# Need help identifying an old clausing and poss. Prints for apron.



## vxhybrid (Nov 3, 2019)

I recently picked up an old Clausing for $150. I have down loaded all the manuals that look simular but none show any that have the same sincle layer apron that mine has. I know i am missing the half nuts and the power cross feed gearing.

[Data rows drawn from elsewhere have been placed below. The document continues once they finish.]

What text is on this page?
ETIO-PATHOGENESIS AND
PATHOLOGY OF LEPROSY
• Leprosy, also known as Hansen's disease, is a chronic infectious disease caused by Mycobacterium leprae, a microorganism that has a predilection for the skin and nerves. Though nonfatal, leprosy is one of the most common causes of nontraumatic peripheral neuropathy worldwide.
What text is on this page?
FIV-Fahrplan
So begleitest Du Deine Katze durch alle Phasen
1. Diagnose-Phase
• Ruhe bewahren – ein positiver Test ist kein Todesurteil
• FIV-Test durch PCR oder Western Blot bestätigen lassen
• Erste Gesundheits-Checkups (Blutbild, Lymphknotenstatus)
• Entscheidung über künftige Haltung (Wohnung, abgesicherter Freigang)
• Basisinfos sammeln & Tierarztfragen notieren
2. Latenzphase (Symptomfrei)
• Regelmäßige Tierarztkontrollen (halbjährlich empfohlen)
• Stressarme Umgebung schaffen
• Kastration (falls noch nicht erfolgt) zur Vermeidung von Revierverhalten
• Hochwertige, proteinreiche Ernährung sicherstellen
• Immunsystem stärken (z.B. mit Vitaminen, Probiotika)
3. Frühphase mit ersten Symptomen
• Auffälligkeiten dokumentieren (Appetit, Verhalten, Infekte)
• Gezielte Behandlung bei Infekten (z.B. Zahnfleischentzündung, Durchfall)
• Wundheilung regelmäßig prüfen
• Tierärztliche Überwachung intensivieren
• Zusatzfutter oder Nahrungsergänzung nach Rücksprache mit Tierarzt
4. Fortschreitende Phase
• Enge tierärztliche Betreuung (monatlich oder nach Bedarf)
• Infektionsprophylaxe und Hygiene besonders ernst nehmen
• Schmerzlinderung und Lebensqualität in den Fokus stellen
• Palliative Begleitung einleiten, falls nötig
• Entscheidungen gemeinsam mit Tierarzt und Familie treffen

Any help identifying what exact model it is and possibly pics/ print of what i am missing so i can reverse engineer the needed parts to resore this.


----------



## Superburban (Nov 4, 2019)

E-mail their support department. I did about 7 years ago, and they were very helpful.


----------



## Latinrascalrg1 (Nov 4, 2019)

I believe you have a Clausing 100 series Mk1 "Dual" Mode lathe.  Its possibly an MK2 but i cant determine that from the pics you posted.





__





						Clausing 12-inch Models 100 & 200 lathes
					

Lathes made by the Clausing Comoany in the USA and branded Fortis and Broadway in the UK



					www.lathes.co.uk


----------



## wa5cab (Nov 4, 2019)

You might have better luck calling them and asking for Technical Support.  Their telephone number is 1-800-323-0972.  I think that the earliest Model 100 manual that we have in Downloads is the one on the MK3.


----------



## BGHansen (Nov 4, 2019)

Here's a link to Tony's site.

Bruce





__





						Clausing 12-inch Models 100 & 200 lathes
					

Lathes made by the Clausing Comoany in the USA and branded Fortis and Broadway in the UK



					www.lathes.co.uk


----------



## vxhybrid (Nov 4, 2019)

I have been on that site. I have also emailed Clausing with pictures to see if they can help.


----------



## vxhybrid (Nov 5, 2019)

Clausi g sent me the parts manual for it. It is an early 100 MK2. Sent them to see if they still have any parts or drawings.


----------



## Latinrascalrg1 (Nov 5, 2019)

I own a newer version of your lathe that includes a quick change gear box. Anyway I have a a couple different copies of manuals which contain parts list with schematic breakdown (At least I think I still have them) for this lathe that you may find useful considering they are basically the same machine. If you been on the site that i posted the link to earlier you may already have some of what I have but if you would like what ive collected  pm me your email and I'll send them to you.


----------



## vxhybrid (Nov 5, 2019)

Pm sent


----------